Started last semester, the club was formed for its members to learn sign language together. ‘ They meet every Wednesday at 8 p.m. in Founders to hold a lesson taught by one of the members. In their study of sign language, they have found that many people do not have much respect for it.

“It will be interesting to see,” said Madeleine Pope, club president, “if the country will take {the town} seriously.”

Isolation is another worry. Many deaf people in America are beginning to use things like cochlear implants to improve their hearing, and new technology makes it possible for early detection of hearing loss. ‘ People living in Laurent may be missing out on such opportunities.

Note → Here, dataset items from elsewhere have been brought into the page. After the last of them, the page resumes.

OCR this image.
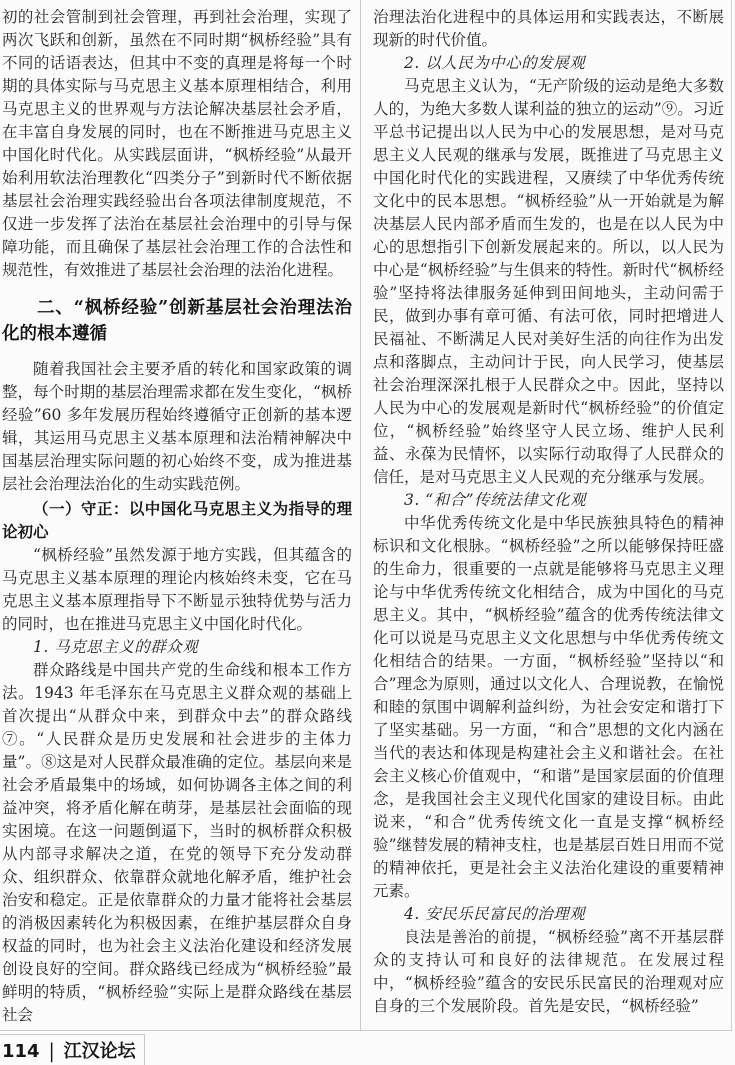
初的社会管制到社会管理，再到社会治理，实现了两次飞跃和创新，虽然在不同时期“枫桥经验”具有不同的话语表达，但其中不变的真理是将每一个时期的具体实际与马克思主义基本原理相结合，利用马克思主义的世界观与方法论解决基层社会矛盾，在丰富自身发展的同时，也在不断推进马克思主义中国化时代化。从实践层面讲，“枫桥经验”从最开始利用软法治理教化“四类分子”到新时代不断依据基层社会治理实践经验出台各项法律制度规范，不仅进一步发挥了法治在基层社会治理中的引导与保障功能，而且确保了基层社会治理工作的合法性和规范性，有效推进了基层社会治理的法治化进程。

二、“枫桥经验”创新基层社会治理法治化的根本遵循

随着我国社会主要矛盾的转化和国家政策的调整，每个时期的基层治理需求都在发生变化，“枫桥经验”60 多年发展历程始终遵循守正创新的基本逻辑，其运用马克思主义基本原理和法治精神解决中国基层治理实际问题的初心始终不变，成为推进基层社会治理法治化的生动实践范例。

（一）守正：以中国化马克思主义为指导的理论初心

“枫桥经验”虽然发源于地方实践，但其蕴含的马克思主义基本原理的理论内核始终未变，它在马克思主义基本原理指导下不断显示独特优势与活力的同时，也在推进马克思主义中国化时代化。

1. 马克思主义的群众观

群众路线是中国共产党的生命线和根本工作方法。1943 年毛泽东在马克思主义群众观的基础上首次提出“从群众中来，到群众中去”的群众路线⑦。“人民群众是历史发展和社会进步的主体力量”。⑧这是对人民群众最准确的定位。基层向来是社会矛盾最集中的场域，如何协调各主体之间的利益冲突，将矛盾化解在萌芽，是基层社会面临的现实困境。在这一问题倒逼下，当时的枫桥群众积极从内部寻求解决之道，在党的领导下充分发动群众、组织群众、依靠群众就地化解矛盾，维护社会治安和稳定。正是依靠群众的力量才能将社会基层的消极因素转化为积极因素，在维护基层群众自身权益的同时，也为社会主义法治化建设和经济发展创设良好的空间。群众路线已经成为“枫桥经验”最鲜明的特质，“枫桥经验”实际上是群众路线在基层社会

治理法治化进程中的具体运用和实践表达，不断展现新的时代价值。

2. 以人民为中心的发展观

马克思主义认为，“无产阶级的运动是绝大多数人的，为绝大多数人谋利益的独立的运动”⑨。习近平总书记提出以人民为中心的发展思想，是对马克思主义人民观的继承与发展，既推进了马克思主义中国化时代化的实践进程，又赓续了中华优秀传统文化中的民本思想。“枫桥经验”从一开始就是为解决基层人民内部矛盾而生发的，也是在以人民为中心的思想指引下创新发展起来的。所以，以人民为中心是“枫桥经验”与生俱来的特性。新时代“枫桥经验”坚持将法律服务延伸到田间地头，主动问需于民，做到办事有章可循、有法可依，同时把增进人民福祉、不断满足人民对美好生活的向往作为出发点和落脚点，主动问计于民，向人民学习，使基层社会治理深深扎根于人民群众之中。因此，坚持以人民为中心的发展观是新时代“枫桥经验”的价值定位，“枫桥经验”始终坚守人民立场、维护人民利益、永葆为民情怀，以实际行动取得了人民群众的信任，是对马克思主义人民观的充分继承与发展。

3. “和合”传统法律文化观

中华优秀传统文化是中华民族独具特色的精神标识和文化根脉。“枫桥经验”之所以能够保持旺盛的生命力，很重要的一点就是能够将马克思主义理论与中华优秀传统文化相结合，成为中国化的马克思主义。其中，“枫桥经验”蕴含的优秀传统法律文化可以说是马克思主义文化思想与中华优秀传统文化相结合的结果。一方面，“枫桥经验”坚持以“和合”理念为原则，通过以文化人、合理说教，在愉悦和睦的氛围中调解利益纠纷，为社会安定和谐打下了坚实基础。另一方面，“和合”思想的文化内涵在当代的表达和体现是构建社会主义和谐社会。在社会主义核心价值观中，“和谐”是国家层面的价值理念，是我国社会主义现代化国家的建设目标。由此说来，“和合”优秀传统文化一直是支撑“枫桥经验”继替发展的精神支柱，也是基层百姓日用而不觉的精神依托，更是社会主义法治化建设的重要精神元素。

4. 安民乐民富民的治理观

良法是善治的前提，“枫桥经验”离不开基层群众的支持认可和良好的法律规范。在发展过程中，“枫桥经验”蕴含的安民乐民富民的治理观对应自身的三个发展阶段。首先是安民，“枫桥经验”

114 | 江汉论坛
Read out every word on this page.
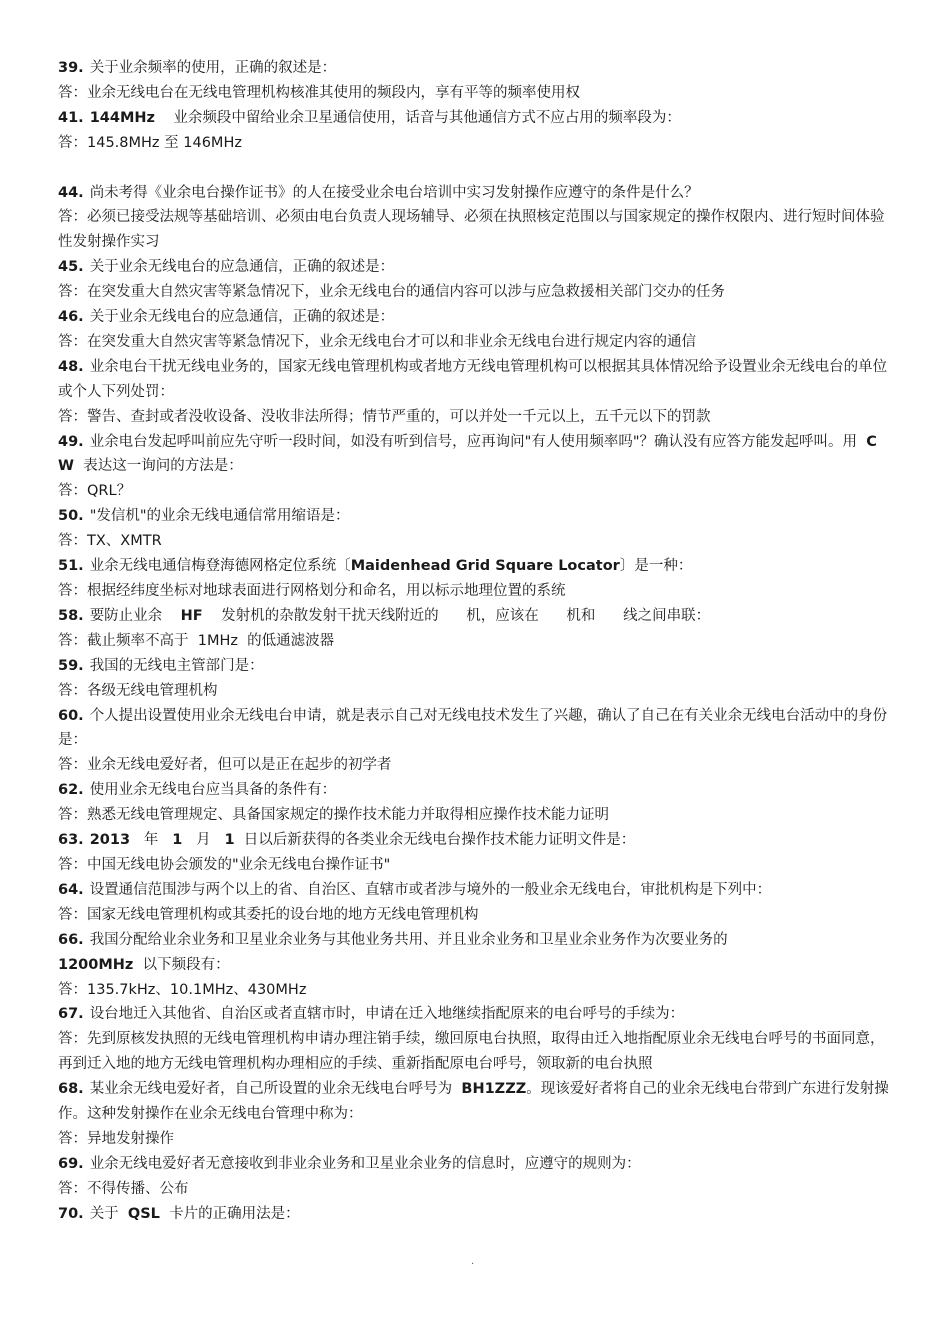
39. 关于业余频率的使用，正确的叙述是：
答：业余无线电台在无线电管理机构核准其使用的频段内，享有平等的频率使用权
41. 144MHz 业余频段中留给业余卫星通信使用，话音与其他通信方式不应占用的频率段为：
答：145.8MHz 至 146MHz
44. 尚未考得《业余电台操作证书》的人在接受业余电台培训中实习发射操作应遵守的条件是什么？
答：必须已接受法规等基础培训、必须由电台负责人现场辅导、必须在执照核定范围以与国家规定的操作权限内、进行短时间体验性发射操作实习
45. 关于业余无线电台的应急通信，正确的叙述是：
答：在突发重大自然灾害等紧急情况下，业余无线电台的通信内容可以涉与应急救援相关部门交办的任务
46. 关于业余无线电台的应急通信，正确的叙述是：
答：在突发重大自然灾害等紧急情况下，业余无线电台才可以和非业余无线电台进行规定内容的通信
48. 业余电台干扰无线电业务的，国家无线电管理机构或者地方无线电管理机构可以根据其具体情况给予设置业余无线电台的单位或个人下列处罚：
答：警告、查封或者没收设备、没收非法所得；情节严重的，可以并处一千元以上，五千元以下的罚款
49. 业余电台发起呼叫前应先守听一段时间，如没有听到信号，应再询问"有人使用频率吗"？确认没有应答方能发起呼叫。用 CW 表达这一询问的方法是：
答：QRL？
50. "发信机"的业余无线电通信常用缩语是：
答：TX、XMTR
51. 业余无线电通信梅登海德网格定位系统〔Maidenhead Grid Square Locator〕是一种：
答：根据经纬度坐标对地球表面进行网格划分和命名，用以标示地理位置的系统
58. 要防止业余 HF 发射机的杂散发射干扰天线附近的      机，应该在      机和      线之间串联：
答：截止频率不高于  1MHz  的低通滤波器
59. 我国的无线电主管部门是：
答：各级无线电管理机构
60. 个人提出设置使用业余无线电台申请，就是表示自己对无线电技术发生了兴趣，确认了自己在有关业余无线电台活动中的身份是：
答：业余无线电爱好者，但可以是正在起步的初学者
62. 使用业余无线电台应当具备的条件有：
答：熟悉无线电管理规定、具备国家规定的操作技术能力并取得相应操作技术能力证明
63. 2013 年 1 月 1 日以后新获得的各类业余无线电台操作技术能力证明文件是：
答：中国无线电协会颁发的"业余无线电台操作证书"
64. 设置通信范围涉与两个以上的省、自治区、直辖市或者涉与境外的一般业余无线电台，审批机构是下列中：
答：国家无线电管理机构或其委托的设台地的地方无线电管理机构
66. 我国分配给业余业务和卫星业余业务与其他业务共用、并且业余业务和卫星业余业务作为次要业务的
1200MHz 以下频段有：
答：135.7kHz、10.1MHz、430MHz
67. 设台地迁入其他省、自治区或者直辖市时，申请在迁入地继续指配原来的电台呼号的手续为：
答：先到原核发执照的无线电管理机构申请办理注销手续，缴回原电台执照，取得由迁入地指配原业余无线电台呼号的书面同意，再到迁入地的地方无线电管理机构办理相应的手续、重新指配原电台呼号，领取新的电台执照
68. 某业余无线电爱好者，自己所设置的业余无线电台呼号为 BH1ZZZ。现该爱好者将自己的业余无线电台带到广东进行发射操作。这种发射操作在业余无线电台管理中称为：
答：异地发射操作
69. 业余无线电爱好者无意接收到非业余业务和卫星业余业务的信息时，应遵守的规则为：
答：不得传播、公布
70. 关于 QSL 卡片的正确用法是：
.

“I understand the desire to be around people like ourselves … but I don’t think it’s very wise,” said Todd Houston, executive director of the Alexander Graham Bell Association for the Deaf and Hard of Hearing to the New York Times. ‘ “This is a little bit of circling-the-wagons mentality, if you ask me.”

But Miller believes that for people who are comfortable with their lack of hearing, Laurent will be a wonderful place to interact with others on the sign language level. Some are not eligible for things like cochlear implants, and others simply do not want them.

“I do not want one for myself,” he told the New York Times. “I am very happy being deaf. To me, this is like asking a black or Asian person if he/she would take a pill to turn into a white person.”

Planning sessions for the town took place all last week and will continue throughout the spring, until phase one of the town-building of residential homes begins.